Raqqa (Syrie).– « Si je veux, avec quelques amis, je peux la reprendre moi-même ma ville ! », lance Hassan, assis sur un banc de la place Naïm, une glace à la main. Le jeune Raqqaoui tente un trait d’humour, mais depuis la prise de Kaboul par les talibans, lui et ses amis suivent de très près le basculement de l’Afghanistan.

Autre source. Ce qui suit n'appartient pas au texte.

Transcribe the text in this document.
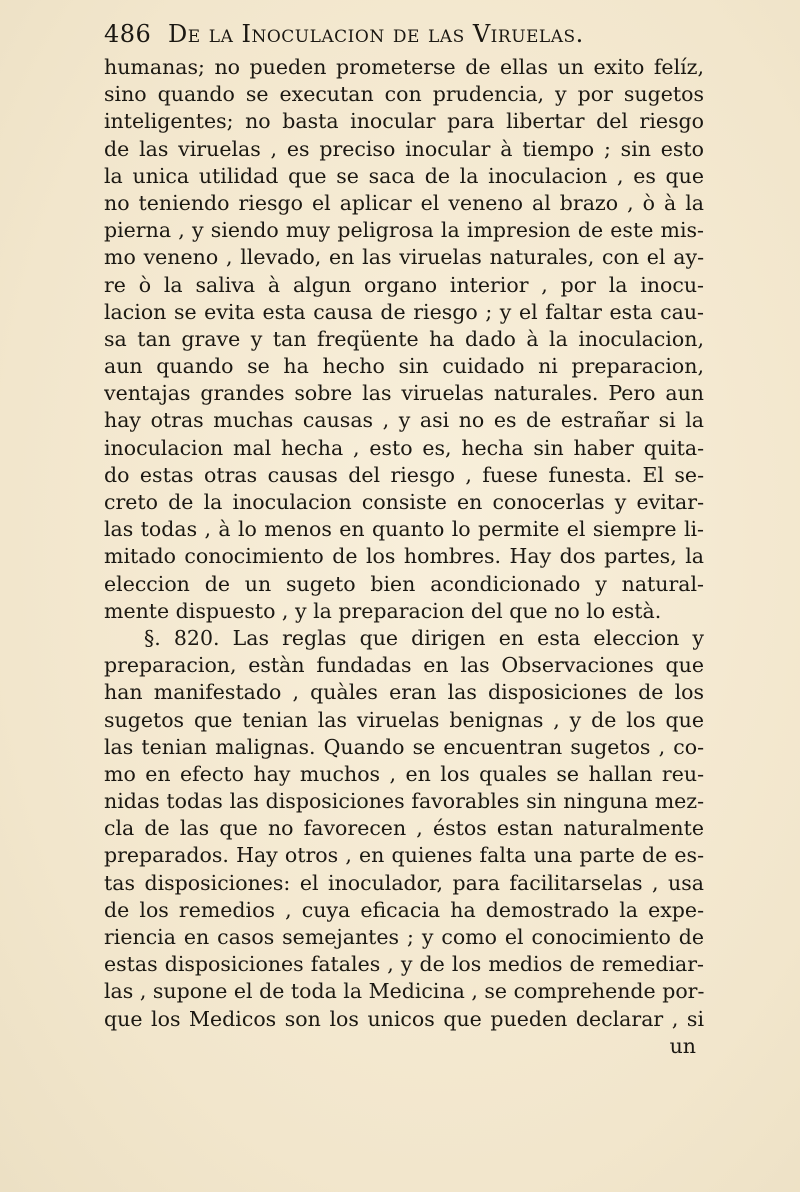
486 De la Inoculacion de las Viruelas.
humanas; no pueden prometerse de ellas un exito felíz,
sino quando se executan con prudencia, y por sugetos
inteligentes; no basta inocular para libertar del riesgo
de las viruelas , es preciso inocular à tiempo ; sin esto
la unica utilidad que se saca de la inoculacion , es que
no teniendo riesgo el aplicar el veneno al brazo , ò à la
pierna , y siendo muy peligrosa la impresion de este mis-
mo veneno , llevado, en las viruelas naturales, con el ay-
re ò la saliva à algun organo interior , por la inocu-
lacion se evita esta causa de riesgo ; y el faltar esta cau-
sa tan grave y tan freqüente ha dado à la inoculacion,
aun quando se ha hecho sin cuidado ni preparacion,
ventajas grandes sobre las viruelas naturales. Pero aun
hay otras muchas causas , y asi no es de estrañar si la
inoculacion mal hecha , esto es, hecha sin haber quita-
do estas otras causas del riesgo , fuese funesta. El se-
creto de la inoculacion consiste en conocerlas y evitar-
las todas , à lo menos en quanto lo permite el siempre li-
mitado conocimiento de los hombres. Hay dos partes, la
eleccion de un sugeto bien acondicionado y natural-
mente dispuesto , y la preparacion del que no lo està.
§. 820. Las reglas que dirigen en esta eleccion y
preparacion, estàn fundadas en las Observaciones que
han manifestado , quàles eran las disposiciones de los
sugetos que tenian las viruelas benignas , y de los que
las tenian malignas. Quando se encuentran sugetos , co-
mo en efecto hay muchos , en los quales se hallan reu-
nidas todas las disposiciones favorables sin ninguna mez-
cla de las que no favorecen , éstos estan naturalmente
preparados. Hay otros , en quienes falta una parte de es-
tas disposiciones: el inoculador, para facilitarselas , usa
de los remedios , cuya eficacia ha demostrado la expe-
riencia en casos semejantes ; y como el conocimiento de
estas disposiciones fatales , y de los medios de remediar-
las , supone el de toda la Medicina , se comprehende por-
que los Medicos son los unicos que pueden declarar , si
un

Ce soir-là, sur cette place où Daech a exécuté à l’aveugle, tous s’accordent sur un point : leur ville n’est pas à l’abri d’un même scénario. « En tant que Raqqaouis, nous sommes vraiment terrifiés », explique Anas, un ami de Hassan. Après une courte pause, il reprend. « Nous craignons tous le retour de Daech, si un jour les Américains décident de se retirer définitivement de la zone comme ils l’ont fait soudainement en Afghanistan. Et nous savons bien que les Forces démocratiques syriennes ne pourront pas nous protéger. Ils fuiront. Nous ne sommes pas en sécurité ici. »
Raqqa est aujourd’hui sous le contrôle des Forces démocratiques syriennes, une alliance entre Kurdes et Arabes. Les FDS ont installé des checkpoints aux entrées de la ville rasée, notamment sur les quelques ponts reconstruits. Une simple barrière, de très jeunes soldats en armes à peine formés et épuisés par des heures d’attente sous un soleil de plomb. (...)
Aujourd’hui, selon le Pentagone, 900 soldats américains sont stationnés au nord-est de la Syrie, principalement près de la frontière irakienne, là où se trouvent des puits de pétrole. En fin de journée, nous les avons croisés sur la route de Deir Ezzor, zone où les cellules de Daech sont encore très actives.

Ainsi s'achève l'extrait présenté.